O software vem ampliando seu peso dentro do setor de telecomunicações à medida em que os equipamentos de rede vão se virtualizando, explica Eduardo Tude, presidente da consultoria Teleco. “A tendência é termos cada vez menos hardware específico e mais software rodando em servidores padrão, dentro dos data centers das operadoras”, acrescenta. As chamadas “redes definidas por software” (SDN, na sigla em inglês) vêm ganhando espaço no mundo, embora ainda estejam pouco presentes da América Latina, segundo Ignacio Perrone, gerente para a Indústria de Telecomunicações da consultoria Frost & Sullivan.
Na SDN, é possível modificar a configuração e o funcionamento de equipamentos, de acordo com as necessidades da tele. Por exemplo: um mesmo equipamento pode ser configurado para operar em diferentes padrões (2G, 3G ou 4G). “O hardware é a parte mais fácil de copiar, de se transformar numa commodity. O valor vem dos serviços e do software. São áreas intensivas em recursos humanos muito qualificados e, por isto, com margens mais altas”, argumenta Perrone.
Na Huawei, o futuro braço de consultoria tem a missão de auxiliar os clientes a escolherem a opção mais adequada a suas necessidades. “Ninguém pode mais fazer tudo sozinho”, resumiu William Xu, diretor executivo do Conselho de Administração da Huawei e, também, da área de Marketing. Como parte de uma estratégia de aproximação com os clientes, a companhia chinesa promete quadruplicar ao longo de 2015 seus investimentos em parcerias, na comparação com o ano passado.
Em parte, a movimentação da Huawei e de outros fabricantes de equipamentos pode ser explicada pelo peso cada vez maior da internet dentro dos negócios das operadoras, não só em termos de tráfego e receita, mas também na forma como oferta produtos e serviços. “A experiência na rede se tornou a força-motriz primária do tráfego e da receita”, afirmou Eric Xu, CEO em exercício da Huawei (a companhia possui três presidentes que se alternam no cargo, a cada seis meses). Como já aconteceu com o segmento bancário, a tendência é de que as operadoras migrem cada vez mais serviços para a web e, com isto, tenham de oferecer um nível de personalização muito superior ao praticado atualmente.
Um exemplo, ainda tímido, dessa mudança no mercado brasileiro foi a possibilidade de os clientes de operadoras de telefonia poderem — já neste ano — cancelar planos pela web.
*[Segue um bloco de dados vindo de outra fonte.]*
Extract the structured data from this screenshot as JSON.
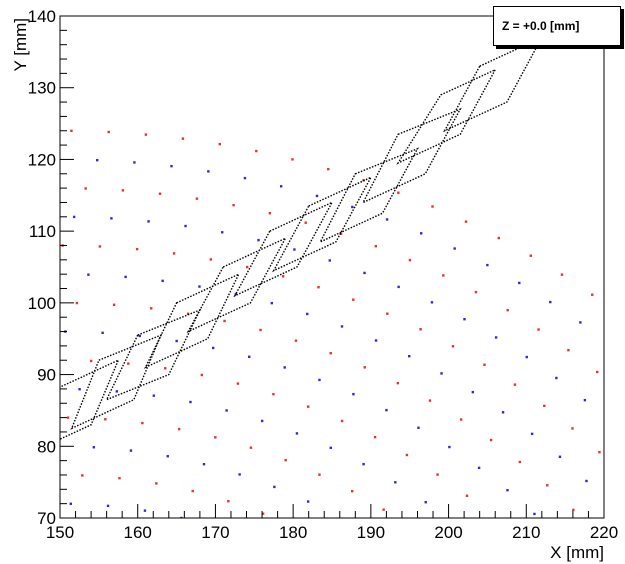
{
  "chart_data": {
    "type": "scatter",
    "title": "",
    "xlabel": "X [mm]",
    "ylabel": "Y [mm]",
    "xlim": [
      150,
      220
    ],
    "ylim": [
      70,
      140
    ],
    "x_ticks": [
      "150",
      "160",
      "170",
      "180",
      "190",
      "200",
      "210",
      "220"
    ],
    "y_ticks": [
      "70",
      "80",
      "90",
      "100",
      "110",
      "120",
      "130",
      "140"
    ],
    "grid": false,
    "annotation": "Z = +0.0 [mm]",
    "colors": {
      "red": "#e8302c",
      "blue": "#2b2bd6",
      "outline": "#000000"
    },
    "dot_rows": {
      "description_free": true,
      "center": [
        150,
        10
      ],
      "radii": [
        62,
        66,
        70,
        74,
        78,
        82,
        86,
        90,
        94,
        98,
        102,
        106,
        110,
        114
      ],
      "row_colors": [
        "blue",
        "red",
        "blue",
        "red",
        "blue",
        "red",
        "blue",
        "red",
        "blue",
        "red",
        "blue",
        "red",
        "blue",
        "red"
      ],
      "point_spacing": 4.8
    },
    "modules": [
      {
        "x": [
          149.5,
          157.5,
          154.0,
          146.0
        ],
        "y": [
          88.0,
          92.0,
          83.0,
          79.0
        ]
      },
      {
        "x": [
          155.0,
          163.0,
          159.5,
          151.5
        ],
        "y": [
          92.0,
          95.5,
          86.5,
          82.5
        ]
      },
      {
        "x": [
          160.0,
          168.0,
          164.0,
          156.0
        ],
        "y": [
          95.5,
          99.0,
          90.0,
          86.5
        ]
      },
      {
        "x": [
          165.0,
          173.0,
          169.0,
          161.0
        ],
        "y": [
          100.0,
          104.0,
          95.0,
          91.0
        ]
      },
      {
        "x": [
          171.0,
          179.0,
          174.5,
          166.5
        ],
        "y": [
          105.0,
          109.0,
          100.0,
          96.0
        ]
      },
      {
        "x": [
          177.0,
          185.0,
          180.5,
          172.5
        ],
        "y": [
          110.0,
          114.0,
          105.0,
          101.0
        ]
      },
      {
        "x": [
          182.0,
          190.0,
          185.5,
          177.5
        ],
        "y": [
          113.5,
          117.5,
          108.5,
          104.5
        ]
      },
      {
        "x": [
          188.0,
          196.0,
          191.5,
          183.5
        ],
        "y": [
          118.0,
          121.5,
          112.5,
          108.5
        ]
      },
      {
        "x": [
          193.5,
          201.5,
          197.0,
          189.0
        ],
        "y": [
          123.5,
          127.0,
          118.0,
          114.0
        ]
      },
      {
        "x": [
          199.0,
          206.0,
          201.5,
          193.5
        ],
        "y": [
          129.0,
          132.5,
          123.5,
          119.5
        ]
      },
      {
        "x": [
          204.0,
          212.0,
          207.5,
          199.5
        ],
        "y": [
          133.0,
          137.0,
          128.0,
          124.0
        ]
      }
    ]
  }
}
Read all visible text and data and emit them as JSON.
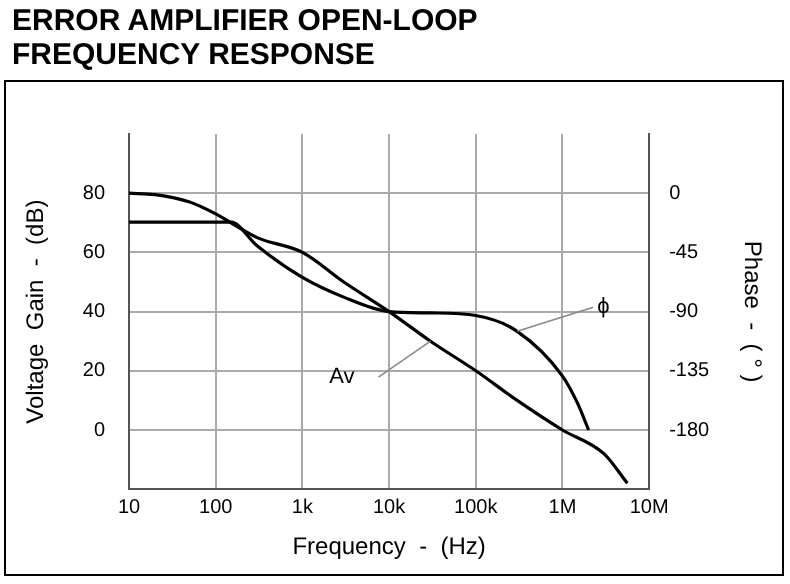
{
  "chart_data": {
    "type": "line",
    "title": "ERROR AMPLIFIER OPEN-LOOP FREQUENCY RESPONSE",
    "xlabel": "Frequency  -  (Hz)",
    "ylabel": "Voltage  Gain  -  (dB)",
    "y2label": "Phase  -  ( ° )",
    "series": [
      {
        "name": "Av",
        "color": "#000000",
        "x": [
          10,
          20,
          50,
          100,
          150,
          300,
          1000,
          3000,
          10000,
          30000,
          100000,
          300000,
          1000000,
          3000000,
          5600000
        ],
        "values": [
          80,
          79.5,
          77,
          73,
          70,
          65,
          60,
          50,
          40,
          30,
          20,
          10,
          0,
          -8,
          -18
        ]
      },
      {
        "name": "ϕ",
        "color": "#000000",
        "axis": "y2",
        "x": [
          10,
          50,
          150,
          300,
          1000,
          3000,
          10000,
          30000,
          100000,
          300000,
          1000000,
          1500000,
          2000000
        ],
        "values": [
          -22,
          -22,
          -22,
          -40,
          -64,
          -79,
          -90,
          -91,
          -93,
          -105,
          -139,
          -160,
          -180
        ]
      }
    ],
    "xlim": [
      10,
      10000000
    ],
    "xticks": [
      {
        "value": 10,
        "label": "10"
      },
      {
        "value": 100,
        "label": "100"
      },
      {
        "value": 1000,
        "label": "1k"
      },
      {
        "value": 10000,
        "label": "10k"
      },
      {
        "value": 100000,
        "label": "100k"
      },
      {
        "value": 1000000,
        "label": "1M"
      },
      {
        "value": 10000000,
        "label": "10M"
      }
    ],
    "ylim": [
      -20,
      100
    ],
    "yticks": [
      0,
      20,
      40,
      60,
      80
    ],
    "y2lim": [
      -225,
      45
    ],
    "y2ticks": [
      0,
      -45,
      -90,
      -135,
      -180
    ],
    "log": "x",
    "grid": true,
    "legend": false,
    "marker": "none",
    "line_style": "solid"
  }
}
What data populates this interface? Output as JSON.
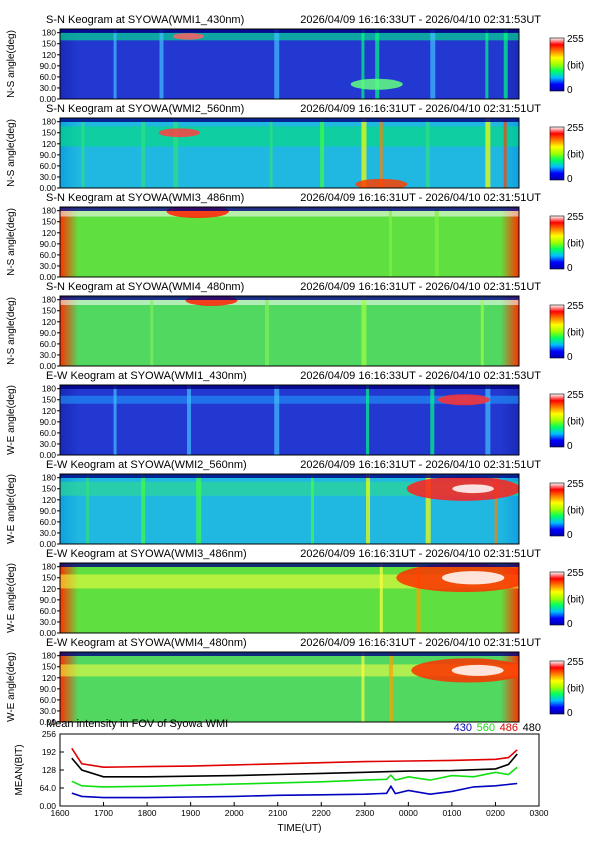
{
  "colorbar": {
    "max_label": "255",
    "unit_label": "(bit)",
    "min_label": "0",
    "stops": [
      "#0000b0",
      "#0000ff",
      "#00c0ff",
      "#00ff60",
      "#a0ff00",
      "#ffff00",
      "#ff8000",
      "#ff0000",
      "#ffffff"
    ]
  },
  "keograms": [
    {
      "title": "S-N Keogram at SYOWA(WMI1_430nm)",
      "range": "2026/04/09 16:16:33UT - 2026/04/10 02:31:53UT",
      "ylabel": "N-S angle(deg)",
      "yticks": [
        "0.00",
        "30.0",
        "60.0",
        "90.0",
        "120",
        "150",
        "180"
      ],
      "base": "#2238d0",
      "edge": "#1a2ab8",
      "ribbon": {
        "angle": 170,
        "width": 8,
        "color": "#00ff80"
      },
      "streaks": [
        {
          "t": 0.12,
          "c": "#40c0ff"
        },
        {
          "t": 0.22,
          "c": "#40c0ff"
        },
        {
          "t": 0.47,
          "c": "#40c0ff"
        },
        {
          "t": 0.66,
          "c": "#00ff80"
        },
        {
          "t": 0.69,
          "c": "#00ff80"
        },
        {
          "t": 0.81,
          "c": "#40c0ff"
        },
        {
          "t": 0.93,
          "c": "#00ff80"
        },
        {
          "t": 0.97,
          "c": "#00ff80"
        }
      ],
      "blobs": [
        {
          "t": 0.28,
          "a": 170,
          "c": "#ff6060",
          "r": 6
        },
        {
          "t": 0.69,
          "a": 40,
          "c": "#60ff80",
          "r": 10
        }
      ]
    },
    {
      "title": "S-N Keogram at SYOWA(WMI2_560nm)",
      "range": "2026/04/09 16:16:31UT - 2026/04/10 02:31:51UT",
      "ylabel": "N-S angle(deg)",
      "yticks": [
        "0.00",
        "30.0",
        "60.0",
        "90.0",
        "120",
        "150",
        "180"
      ],
      "base": "#20b8e0",
      "edge": "#10a0e0",
      "ribbon": {
        "angle": 140,
        "width": 20,
        "color": "#00e070"
      },
      "streaks": [
        {
          "t": 0.05,
          "c": "#30e080"
        },
        {
          "t": 0.18,
          "c": "#30e080"
        },
        {
          "t": 0.25,
          "c": "#30e080"
        },
        {
          "t": 0.46,
          "c": "#30e080"
        },
        {
          "t": 0.57,
          "c": "#40ff40"
        },
        {
          "t": 0.66,
          "c": "#ffff00"
        },
        {
          "t": 0.7,
          "c": "#ff8000"
        },
        {
          "t": 0.8,
          "c": "#30e080"
        },
        {
          "t": 0.93,
          "c": "#ffff00"
        },
        {
          "t": 0.97,
          "c": "#ff4000"
        }
      ],
      "blobs": [
        {
          "t": 0.26,
          "a": 150,
          "c": "#ff4040",
          "r": 8
        },
        {
          "t": 0.7,
          "a": 10,
          "c": "#ff4000",
          "r": 10
        }
      ]
    },
    {
      "title": "S-N Keogram at SYOWA(WMI3_486nm)",
      "range": "2026/04/09 16:16:31UT - 2026/04/10 02:31:51UT",
      "ylabel": "N-S angle(deg)",
      "yticks": [
        "0.00",
        "30.0",
        "60.0",
        "90.0",
        "120",
        "150",
        "180"
      ],
      "base": "#60e040",
      "edge": "#ff3000",
      "ribbon": {
        "angle": 175,
        "width": 8,
        "color": "#ffffff"
      },
      "streaks": [
        {
          "t": 0.72,
          "c": "#80f040"
        },
        {
          "t": 0.82,
          "c": "#80f040"
        }
      ],
      "blobs": [
        {
          "t": 0.3,
          "a": 178,
          "c": "#ff2000",
          "r": 12
        }
      ]
    },
    {
      "title": "S-N Keogram at SYOWA(WMI4_480nm)",
      "range": "2026/04/09 16:16:31UT - 2026/04/10 02:31:51UT",
      "ylabel": "N-S angle(deg)",
      "yticks": [
        "0.00",
        "30.0",
        "60.0",
        "90.0",
        "120",
        "150",
        "180"
      ],
      "base": "#50d860",
      "edge": "#ff3000",
      "ribbon": {
        "angle": 175,
        "width": 7,
        "color": "#ffffff"
      },
      "streaks": [
        {
          "t": 0.2,
          "c": "#80f060"
        },
        {
          "t": 0.45,
          "c": "#80f060"
        },
        {
          "t": 0.66,
          "c": "#a0ff40"
        },
        {
          "t": 0.92,
          "c": "#a0ff40"
        }
      ],
      "blobs": [
        {
          "t": 0.33,
          "a": 178,
          "c": "#ff2000",
          "r": 10
        }
      ]
    },
    {
      "title": "E-W Keogram at SYOWA(WMI1_430nm)",
      "range": "2026/04/09 16:16:33UT - 2026/04/10 02:31:53UT",
      "ylabel": "W-E angle(deg)",
      "yticks": [
        "0.00",
        "30.0",
        "60.0",
        "90.0",
        "120",
        "150",
        "180"
      ],
      "base": "#2238d0",
      "edge": "#1a2ab8",
      "ribbon": {
        "angle": 150,
        "width": 8,
        "color": "#20a0ff"
      },
      "streaks": [
        {
          "t": 0.12,
          "c": "#40c0ff"
        },
        {
          "t": 0.28,
          "c": "#40c0ff"
        },
        {
          "t": 0.47,
          "c": "#40c0ff"
        },
        {
          "t": 0.67,
          "c": "#00ff80"
        },
        {
          "t": 0.81,
          "c": "#00ff80"
        },
        {
          "t": 0.93,
          "c": "#40c0ff"
        }
      ],
      "blobs": [
        {
          "t": 0.88,
          "a": 150,
          "c": "#ff3030",
          "r": 10
        }
      ]
    },
    {
      "title": "E-W Keogram at SYOWA(WMI2_560nm)",
      "range": "2026/04/09 16:16:31UT - 2026/04/10 02:31:51UT",
      "ylabel": "W-E angle(deg)",
      "yticks": [
        "0.00",
        "30.0",
        "60.0",
        "90.0",
        "120",
        "150",
        "180"
      ],
      "base": "#20b8e0",
      "edge": "#10a0e0",
      "ribbon": {
        "angle": 150,
        "width": 14,
        "color": "#30e080"
      },
      "streaks": [
        {
          "t": 0.06,
          "c": "#30e080"
        },
        {
          "t": 0.18,
          "c": "#40ff40"
        },
        {
          "t": 0.3,
          "c": "#40ff40"
        },
        {
          "t": 0.55,
          "c": "#40ff40"
        },
        {
          "t": 0.67,
          "c": "#ffff00"
        },
        {
          "t": 0.8,
          "c": "#ffff00"
        },
        {
          "t": 0.95,
          "c": "#ff8000"
        }
      ],
      "blobs": [
        {
          "t": 0.88,
          "a": 150,
          "c": "#ff2020",
          "r": 22
        },
        {
          "t": 0.9,
          "a": 150,
          "c": "#ffffff",
          "r": 8
        }
      ]
    },
    {
      "title": "E-W Keogram at SYOWA(WMI3_486nm)",
      "range": "2026/04/09 16:16:31UT - 2026/04/10 02:31:51UT",
      "ylabel": "W-E angle(deg)",
      "yticks": [
        "0.00",
        "30.0",
        "60.0",
        "90.0",
        "120",
        "150",
        "180"
      ],
      "base": "#60e040",
      "edge": "#ff3000",
      "ribbon": {
        "angle": 140,
        "width": 14,
        "color": "#ffff40"
      },
      "streaks": [
        {
          "t": 0.7,
          "c": "#ffff40"
        },
        {
          "t": 0.78,
          "c": "#ffa000"
        }
      ],
      "blobs": [
        {
          "t": 0.88,
          "a": 150,
          "c": "#ff3000",
          "r": 26
        },
        {
          "t": 0.9,
          "a": 150,
          "c": "#ffffff",
          "r": 12
        }
      ]
    },
    {
      "title": "E-W Keogram at SYOWA(WMI4_480nm)",
      "range": "2026/04/09 16:16:31UT - 2026/04/10 02:31:51UT",
      "ylabel": "W-E angle(deg)",
      "yticks": [
        "0.00",
        "30.0",
        "60.0",
        "90.0",
        "120",
        "150",
        "180"
      ],
      "base": "#50d860",
      "edge": "#ff3000",
      "ribbon": {
        "angle": 140,
        "width": 12,
        "color": "#ffff40"
      },
      "streaks": [
        {
          "t": 0.66,
          "c": "#ffff40"
        },
        {
          "t": 0.72,
          "c": "#ffa000"
        }
      ],
      "blobs": [
        {
          "t": 0.89,
          "a": 140,
          "c": "#ff3000",
          "r": 22
        },
        {
          "t": 0.91,
          "a": 140,
          "c": "#ffffff",
          "r": 10
        }
      ]
    }
  ],
  "chart_data": {
    "type": "line",
    "title": "Mean intensity in FOV of Syowa WMI",
    "xlabel": "TIME(UT)",
    "ylabel": "MEAN(BIT)",
    "xticks": [
      "1600",
      "1700",
      "1800",
      "1900",
      "2000",
      "2100",
      "2200",
      "2300",
      "0000",
      "0100",
      "0200",
      "0300"
    ],
    "yticks": [
      "0.00",
      "64.0",
      "128",
      "192",
      "256"
    ],
    "xlim": [
      16.0,
      27.0
    ],
    "ylim": [
      0,
      256
    ],
    "series": [
      {
        "name": "430",
        "color": "#0000c0",
        "x": [
          16.27,
          16.5,
          17.0,
          18.0,
          19.0,
          20.0,
          21.0,
          22.0,
          23.0,
          23.5,
          23.6,
          23.7,
          24.0,
          24.5,
          25.0,
          25.5,
          26.0,
          26.5
        ],
        "y": [
          46,
          34,
          30,
          30,
          32,
          34,
          38,
          40,
          42,
          45,
          70,
          44,
          55,
          42,
          52,
          68,
          72,
          80
        ]
      },
      {
        "name": "560",
        "color": "#10e010",
        "x": [
          16.27,
          16.5,
          17.0,
          18.0,
          19.0,
          20.0,
          21.0,
          22.0,
          23.0,
          23.5,
          23.6,
          23.7,
          24.0,
          24.5,
          25.0,
          25.5,
          26.0,
          26.3,
          26.5
        ],
        "y": [
          88,
          72,
          68,
          70,
          74,
          78,
          82,
          86,
          92,
          95,
          110,
          92,
          104,
          92,
          108,
          104,
          120,
          112,
          138
        ]
      },
      {
        "name": "486",
        "color": "#e00000",
        "x": [
          16.27,
          16.5,
          17.0,
          18.0,
          19.0,
          20.0,
          21.0,
          22.0,
          23.0,
          24.0,
          25.0,
          26.0,
          26.3,
          26.5
        ],
        "y": [
          205,
          150,
          138,
          140,
          142,
          146,
          150,
          154,
          158,
          160,
          162,
          166,
          172,
          200
        ]
      },
      {
        "name": "480",
        "color": "#000000",
        "x": [
          16.27,
          16.5,
          17.0,
          18.0,
          19.0,
          20.0,
          21.0,
          22.0,
          23.0,
          24.0,
          25.0,
          26.0,
          26.3,
          26.5
        ],
        "y": [
          170,
          128,
          104,
          104,
          106,
          108,
          112,
          116,
          120,
          124,
          126,
          132,
          148,
          185
        ]
      }
    ]
  }
}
Como a customização de produtos e serviços se consolidou como regra na internet, pelo menos em tese as teles terão de ser muito mais flexíveis, oferecendo planos cujas características podem ser alteradas apenas com uma visita ao site da operadora. No futuro, um cliente que desejar assistir uma partida de futebol pelo celular, em streaming, deverá ter a liberdade de trocar a velocidade de seu plano para evitar o risco de “engasgos” na exibição do jogo. Terminada a partida, o assinante poderia retornar à velocidade original, sendo tarifado de forma distinta pelo período em que navegou mais rapidamente.